Let's examine the data after transformation printing all records:

In [20]:
iris_piped_data.show(150)

+---------------+--------------+---------------+--------------+---------------+----------------+-----+----------------+-----------------+-------------+
|sepal_length_cm|sepal_width_cm|petal_length_cm|petal_width_cm|     class_iris|sepal_length_big|label|class_iris_index|class_iris_onehot|     features|
+---------------+--------------+---------------+--------------+---------------+----------------+-----+----------------+-----------------+-------------+
|            5.1|           3.5|            1.4|           0.2|    Iris-setosa|           false|    0|             0.0|    (2,[0],[1.0])|[5.1,1.0,0.0]|
|            4.9|           3.0|            1.4|           0.2|    Iris-setosa|           false|    0|             0.0|    (2,[0],[1.0])|[4.9,1.0,0.0]|
|            4.7|           3.2|            1.3|           0.2|    Iris-setosa|           false|    0|             0.0|    (2,[0],[1.0])|[4.7,1.0,0.0]|
|            4.6|           3.1|            1.5|           0.2|    Iris-setosa|         

## Testing and Training Data

Only after we indexed all data and created a feature column we can split data in train and test sets using `randomSplit()` method. The method accepts list of 2 numbers - fraction of traning data and fraction of testing data, for example to divide 80% to 20% we use the following:

In [21]:
train, test = iris_piped_data.randomSplit([.8, .2], seed = 1)

Note, parameter `seed` allows to reproduce the same splitting. Change or omit this parameter for random splitting.

In [22]:
train.groupBy().count().show()

+-----+
|count|
+-----+
|  118|
+-----+



In [23]:
test.groupBy().count().show()

+-----+
|count|
+-----+
|   32|
+-----+



## Model Building

### Logistic Regression

Create a `LogisticRegression` estimator:

In [24]:
lr = LogisticRegression()

Create a `BinaryClassificationEvaluator`:

In [25]:
ev = evals.BinaryClassificationEvaluator(metricName="areaUnderROC")

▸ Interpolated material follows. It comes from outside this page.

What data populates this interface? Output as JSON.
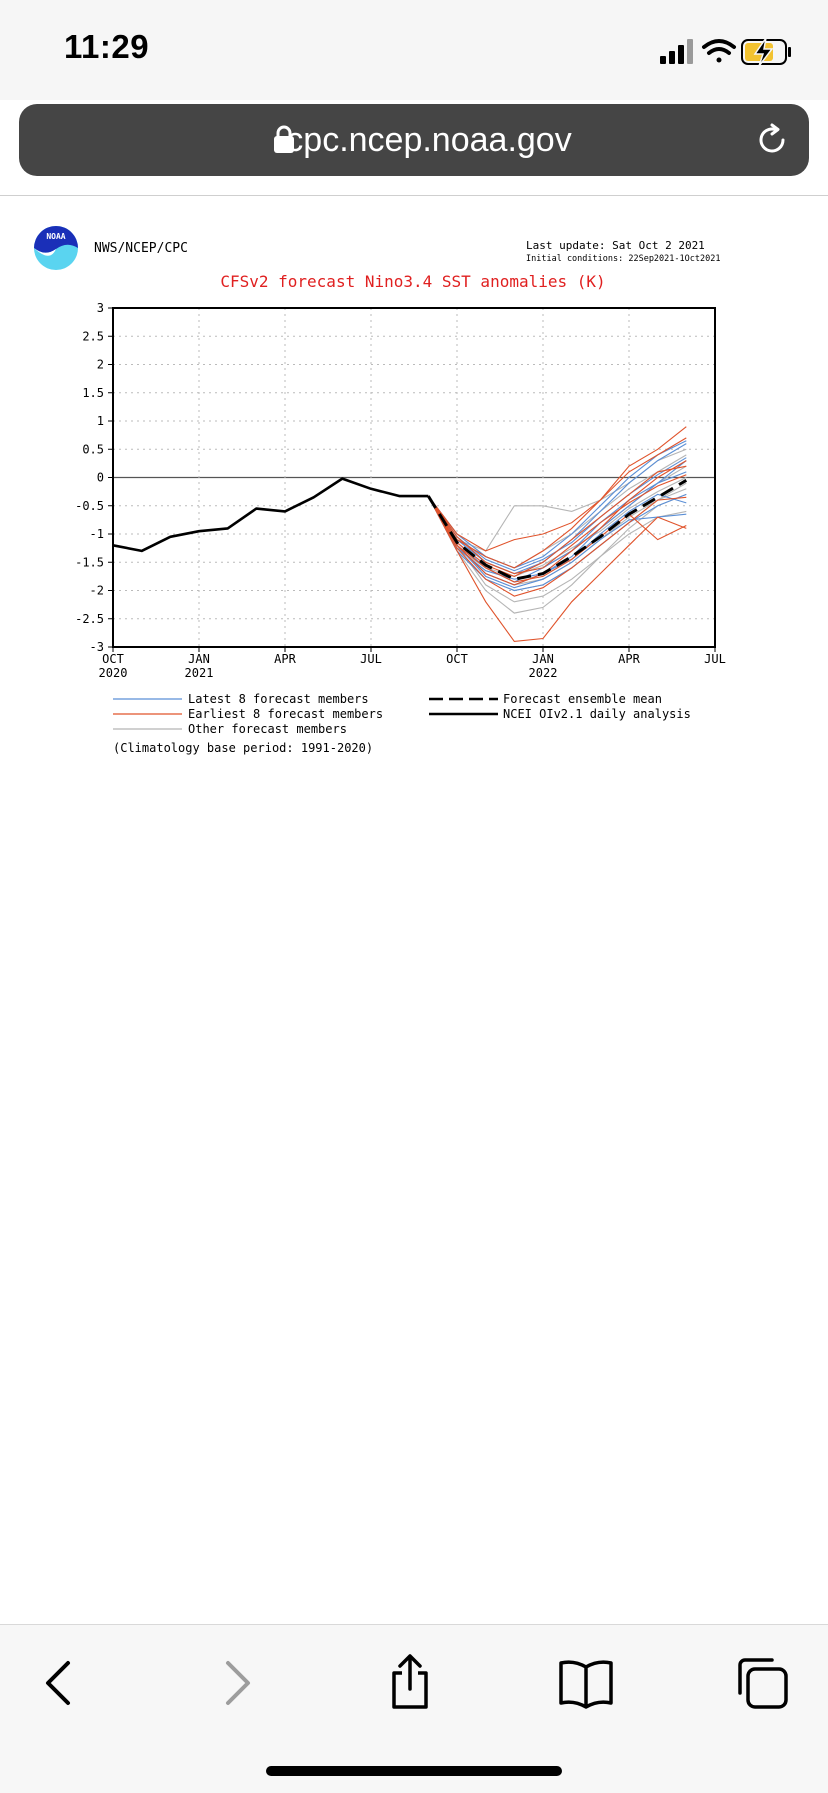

Create the parameter grid:

In [26]:
grid = tune.ParamGridBuilder()

Add hyperparameters to the grid:

In [27]:
grid = grid.addGrid(lr.regParam, np.arange(0, .1, .01))
grid = grid.addGrid(lr.elasticNetParam, [0, 1])

Build the grid

In [28]:
grid = grid.build()

Create the `CrossValidator`:

In [29]:
cv = tune.CrossValidator(estimator=lr,
               estimatorParamMaps=grid,
               evaluator=ev
               )

Fit logistic regression models using cross validation:

In [30]:
%%time
models = cv.fit(train)

Extract the best model:

In [31]:
best_lr = models.bestModel

In [32]:
print(best_lr)

LogisticRegressionModel: uid = LogisticRegression_083748035d8e, numClasses = 2, numFeatures = 3


Use the model to predict the test set:

In [33]:
test_results = best_lr.transform(test)

Evaluate the predictions calculating the `AUC` (areaUnderROC), remember we set this up above `evals.BinaryClassificationEvaluator(metricName="areaUnderROC")`:

In [36]:
print(ev.evaluate(test_results))

1.0


Note, result is perfect (the closer the AUC is to 1, the better the model is) because in this example we used `sepal_length_cm` to create `label` column and then we used the same column in `features`.